O Ministro Relator, inclusive, trouxe à baila análise do tema sobre a ótica do Código de Defesa do Consumidor, editado mais de uma década antes do Código Civil. O referido diploma, que visa, por meio do equilíbrio nas relações entre o consumidor e o fornecedor, tutelar os direitos de vulneráveis postos no mercado de consumo, não concede prazo tão alongado para que o interessado busque sua pretensão de reparação de danos causados por fato do produto ou do serviço, que, ao final, também é derivada de relação contratual. Segundo disposição do artigo 27 do Código de Defesa do Consumidor (4), fica estabelecido o lapso de cinco anos, metade do prazo previsto no artigo 205, do Código Civil, para o ajuizamento de demanda fundada em acidente de consumo. Assim, razão não há para adotar o prazo prescricional de dez anos para reparação de danos referentes a contratos que, em regra, sequer envolvem parte vulnerável.

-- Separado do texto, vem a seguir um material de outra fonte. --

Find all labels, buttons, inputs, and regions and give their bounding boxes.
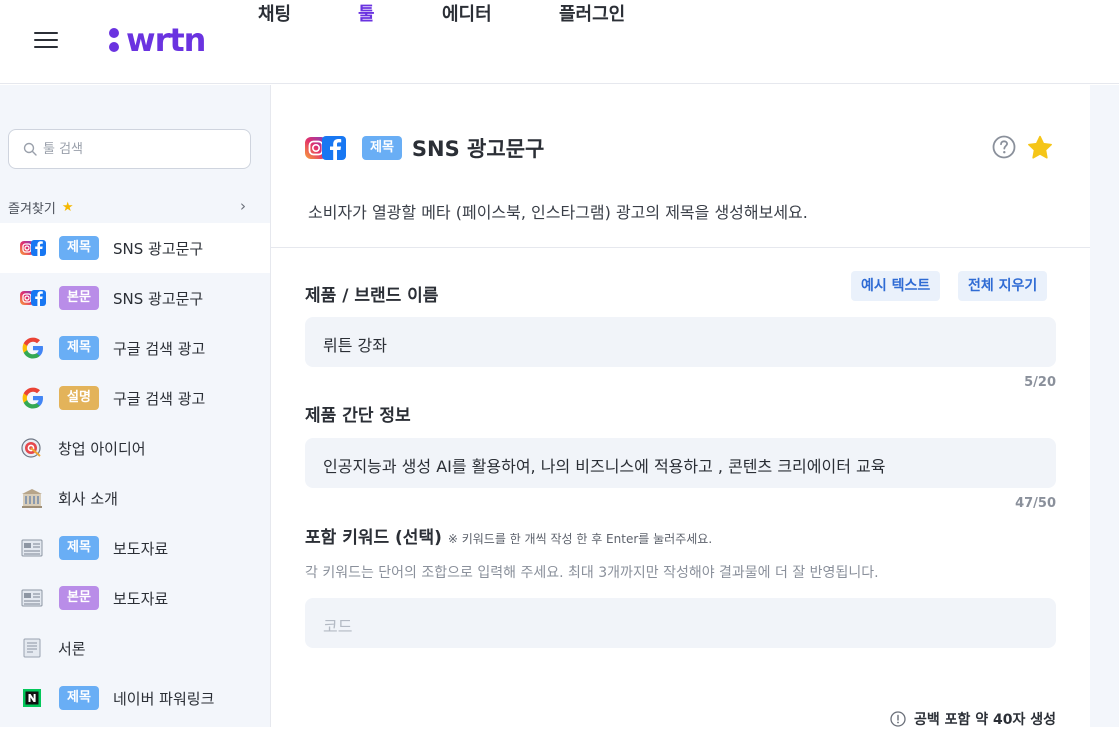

Diante dos fundamentos expostos, concluiu-se que a prescrição das pretensões de natureza de reparação civil, vistas sob a égide do novo paradigma do Código Civil de 2002, deve observar o prazo comum de três anos.
Importante ressaltar que ficam ressalvadas as pretensões cujos prazos prescricionais estão estabelecidos em disposições legais especiais. Dessa forma, primeiro deve-se averiguar se a pretensão está especificada no rol do artigo 206 ou em demais leis especiais, para só então, em caráter subsidiário, ter incidência o artigo 205.
O referido tema também foi objeto de debate na V Jornada de Direito Civil, do Conselho da Justiça Federal e do Superior Tribunal de Justiça, realizada em novembro de 2011, oportunidade em que foi editado o Enunciado 419 (5), no mesmo sentido aqui exposto, segundo o qual "o prazo prescricional de três anos para a pretensão de reparação civil aplica-se tanto à responsabilidade contratual quanto à responsabilidade extracontratual".
Assim, a decisão do STJ de unificar o prazo prescricional para reparação civil advinda de responsabilidade contratual e extracontratual tratou apenas de recepcionar entendimento já pacificado no âmbito doutrinário.
Stefânia Bonin
Advogada da equipe de contencioso do VLF Advogados
(1) REsp nº 1.281.594/SP, Terceira Turma do STJ, julgado em 22/11/2016, DJe. 28/11/2016. Disponível em https://ww2.stj.jus.br/processo/revista/documento/mediado/?componente=ITA&sequencial=1556962&num_registro=201102118907&data=20161128&formato=PDF
(2) “Art. 206. Prescreve: § 3o Em três anos: V - a pretensão de reparação civil.” Código Civil Brasileiro. Disponível em: http://www.planalto.gov.br/ccivil_03/leis/2002/L10406.htm. Último acesso em 15 de dezembro de 2016.
(3) “Art. 205. A prescrição ocorre em dez anos, quando a lei não lhe haja fixado prazo menor.” Código Civil Brasileiro. Disponível em: http://www.planalto.gov.br/ccivil_03/leis/2002/L10406.htm. Último acesso em 15 de dezembro de 2016.
(4) “Art. 27. Prescreve em cinco anos a pretensão à reparação pelos danos causados por fato do produto ou do serviço prevista na Seção II deste Capítulo, iniciando-se a contagem do prazo a partir do conhecimento do dano e de sua autoria.” Código de Defesa do Consumidor. Disponível em http://www.planalto.gov.br/ccivil_03/LEIS/L8078.htm. Último acesso em 21 de dezembro de 2016.
(5) Enunciado 419. Art. 206, § 3º, V: O prazo prescricional de três anos para a pretensão de reparação civil aplica-se tanto à responsabilidade contratual quanto à responsabilidade extracontratual. V Jornada de Direito Civil / Organização Ministro Ruy Rosado de Aguiar Jr. – Brasília : CJF, 2012.